Like one resident said, there is a breath of fresh air in the city, thanks in large measure to the relocation of street vendors, rehabilitated roads and the street lights.
“I hope we can maintain this same standard… the city is looking nice, especially at night. We didn’t realise how much the vendors were affecting life in town… it was only after they were removed that we noticed the change. All of a sudden, we had real fresh air,” the resident, who has lived in the city for three years now, said.
Namaambo Kalyanga, a great 12 pupil at St Mary’s Secondary School, says she is happy that the country was able to host the event, mainly because it has led to infrastructure development Livingstone.
Livingstone town, located 10km north of the mighty Victoria Falls, has emerged from its slumber to become a lively place where the colonial past is infused with contemporary Zambian culture.

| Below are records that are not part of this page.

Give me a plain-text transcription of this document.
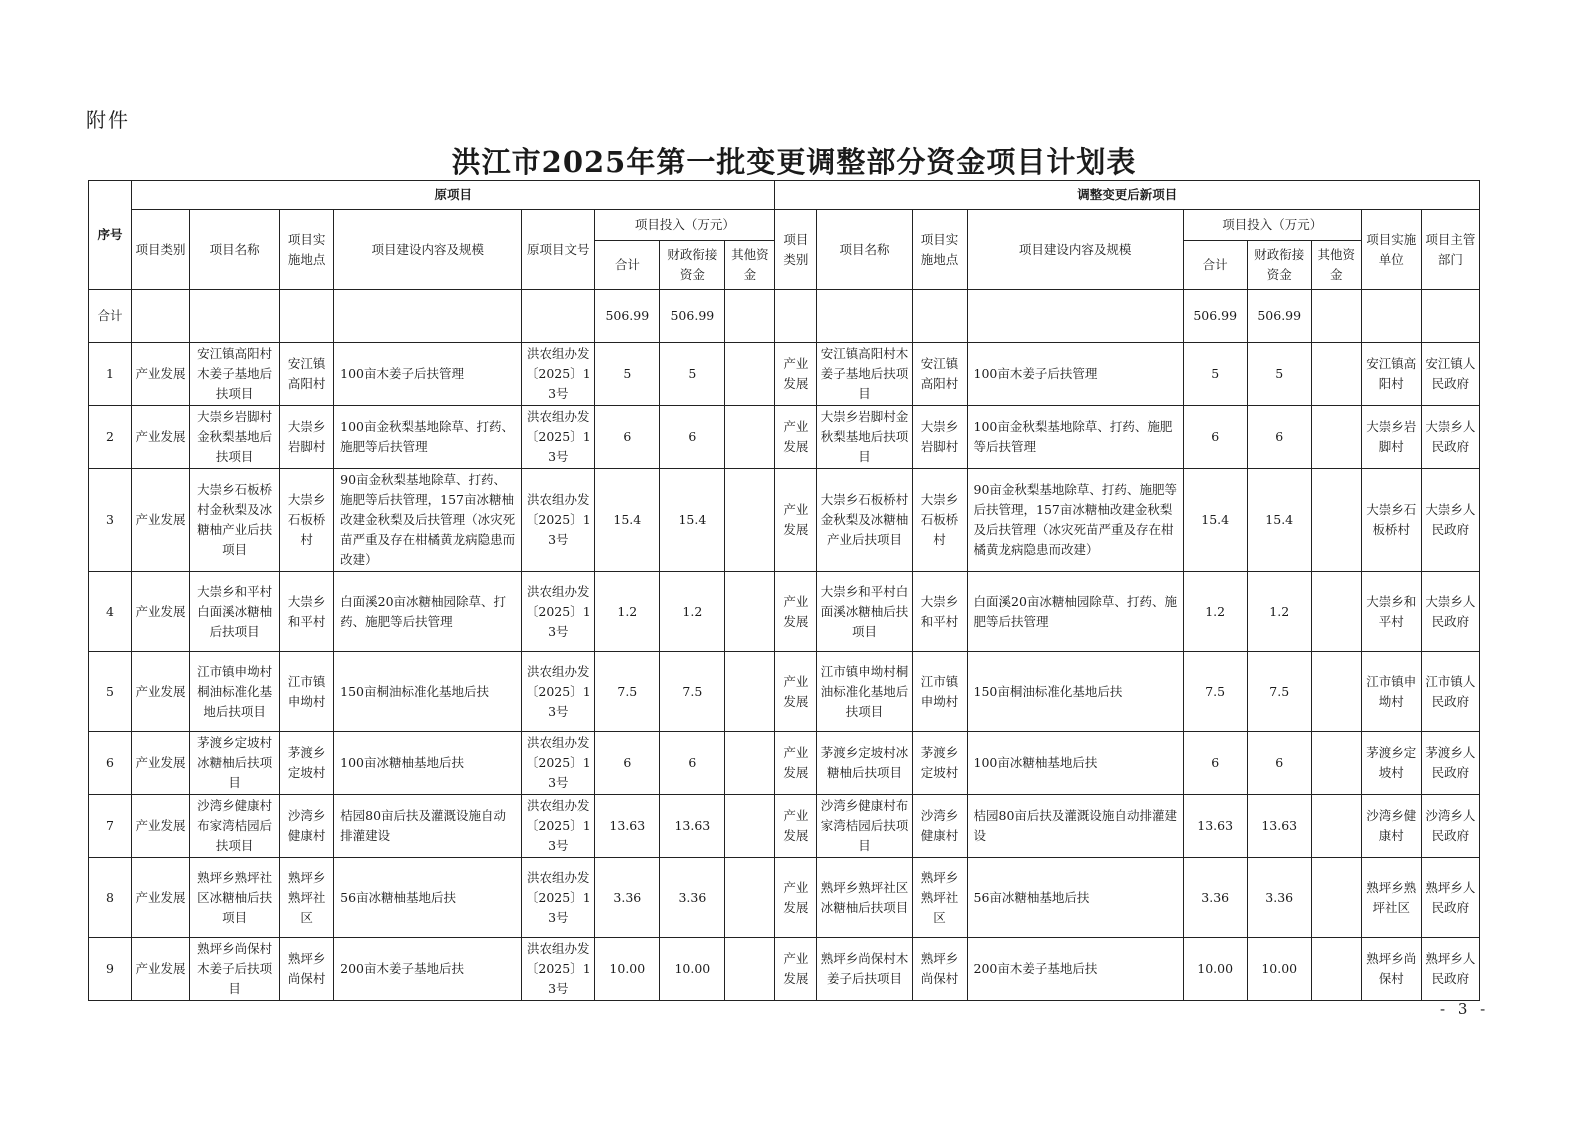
附件
洪江市2025年第一批变更调整部分资金项目计划表
序号	原项目								调整变更后新项目								
	项目类别	项目名称	项目实施地点	项目建设内容及规模	原项目文号	项目投入（万元）			项目类别	项目名称	项目实施地点	项目建设内容及规模	项目投入（万元）			项目实施单位	项目主管部门
						合计	财政衔接资金	其他资金					合计	财政衔接资金	其他资金		
合计						506.99	506.99						506.99	506.99			
1	产业发展	安江镇高阳村木姜子基地后扶项目	安江镇高阳村	100亩木姜子后扶管理	洪农组办发〔2025〕13号	5	5		产业发展	安江镇高阳村木姜子基地后扶项目	安江镇高阳村	100亩木姜子后扶管理	5	5		安江镇高阳村	安江镇人民政府
2	产业发展	大崇乡岩脚村金秋梨基地后扶项目	大崇乡岩脚村	100亩金秋梨基地除草、打药、施肥等后扶管理	洪农组办发〔2025〕13号	6	6		产业发展	大崇乡岩脚村金秋梨基地后扶项目	大崇乡岩脚村	100亩金秋梨基地除草、打药、施肥等后扶管理	6	6		大崇乡岩脚村	大崇乡人民政府
3	产业发展	大崇乡石板桥村金秋梨及冰糖柚产业后扶项目	大崇乡石板桥村	90亩金秋梨基地除草、打药、施肥等后扶管理，157亩冰糖柚改建金秋梨及后扶管理（冰灾死苗严重及存在柑橘黄龙病隐患而改建）	洪农组办发〔2025〕13号	15.4	15.4		产业发展	大崇乡石板桥村金秋梨及冰糖柚产业后扶项目	大崇乡石板桥村	90亩金秋梨基地除草、打药、施肥等后扶管理，157亩冰糖柚改建金秋梨及后扶管理（冰灾死苗严重及存在柑橘黄龙病隐患而改建）	15.4	15.4		大崇乡石板桥村	大崇乡人民政府
4	产业发展	大崇乡和平村白面溪冰糖柚后扶项目	大崇乡和平村	白面溪20亩冰糖柚园除草、打药、施肥等后扶管理	洪农组办发〔2025〕13号	1.2	1.2		产业发展	大崇乡和平村白面溪冰糖柚后扶项目	大崇乡和平村	白面溪20亩冰糖柚园除草、打药、施肥等后扶管理	1.2	1.2		大崇乡和平村	大崇乡人民政府
5	产业发展	江市镇申坳村桐油标准化基地后扶项目	江市镇申坳村	150亩桐油标准化基地后扶	洪农组办发〔2025〕13号	7.5	7.5		产业发展	江市镇申坳村桐油标准化基地后扶项目	江市镇申坳村	150亩桐油标准化基地后扶	7.5	7.5		江市镇申坳村	江市镇人民政府
6	产业发展	茅渡乡定坡村冰糖柚后扶项目	茅渡乡定坡村	100亩冰糖柚基地后扶	洪农组办发〔2025〕13号	6	6		产业发展	茅渡乡定坡村冰糖柚后扶项目	茅渡乡定坡村	100亩冰糖柚基地后扶	6	6		茅渡乡定坡村	茅渡乡人民政府
7	产业发展	沙湾乡健康村布家湾桔园后扶项目	沙湾乡健康村	桔园80亩后扶及灌溉设施自动排灌建设	洪农组办发〔2025〕13号	13.63	13.63		产业发展	沙湾乡健康村布家湾桔园后扶项目	沙湾乡健康村	桔园80亩后扶及灌溉设施自动排灌建设	13.63	13.63		沙湾乡健康村	沙湾乡人民政府
8	产业发展	熟坪乡熟坪社区冰糖柚后扶项目	熟坪乡熟坪社区	56亩冰糖柚基地后扶	洪农组办发〔2025〕13号	3.36	3.36		产业发展	熟坪乡熟坪社区冰糖柚后扶项目	熟坪乡熟坪社区	56亩冰糖柚基地后扶	3.36	3.36		熟坪乡熟坪社区	熟坪乡人民政府
9	产业发展	熟坪乡尚保村木姜子后扶项目	熟坪乡尚保村	200亩木姜子基地后扶	洪农组办发〔2025〕13号	10.00	10.00		产业发展	熟坪乡尚保村木姜子后扶项目	熟坪乡尚保村	200亩木姜子基地后扶	10.00	10.00		熟坪乡尚保村	熟坪乡人民政府
- 3 -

It still has some charming public buildings with wide steps, columned entrances, white facades or wooden verandas. Examples of Edwardian and Cape Dutch architecture can be found in many buildings, particularly churches, down the narrow streets.
The business district lies on the town’s principle thoroughfare, Mosi-o-Tunya Road.
A delegate to the general assembly Sooji Lee from South Korea, which hosted the 2011 UNWTO general assembly, believes the hosting of the assembly by the two countries is likely to increase the inflow of tourists, which will lead to an improvement in the country’s revenue base which should make life better for many citizens.
“After we hosted the assembly in 2011, the flow of tourists in our country sky rocketed and you should expect something similar,” he said.
But Evelyn Bwalya, a curio trader at the Mukuni curio market has not seen any major change in her business fortunes but is hoping they will take a different turn when the delegates wind up their official programme tomorrow.
The official closing may have been held at the Royal Livingstone Hotel yesterday but the beat is still on!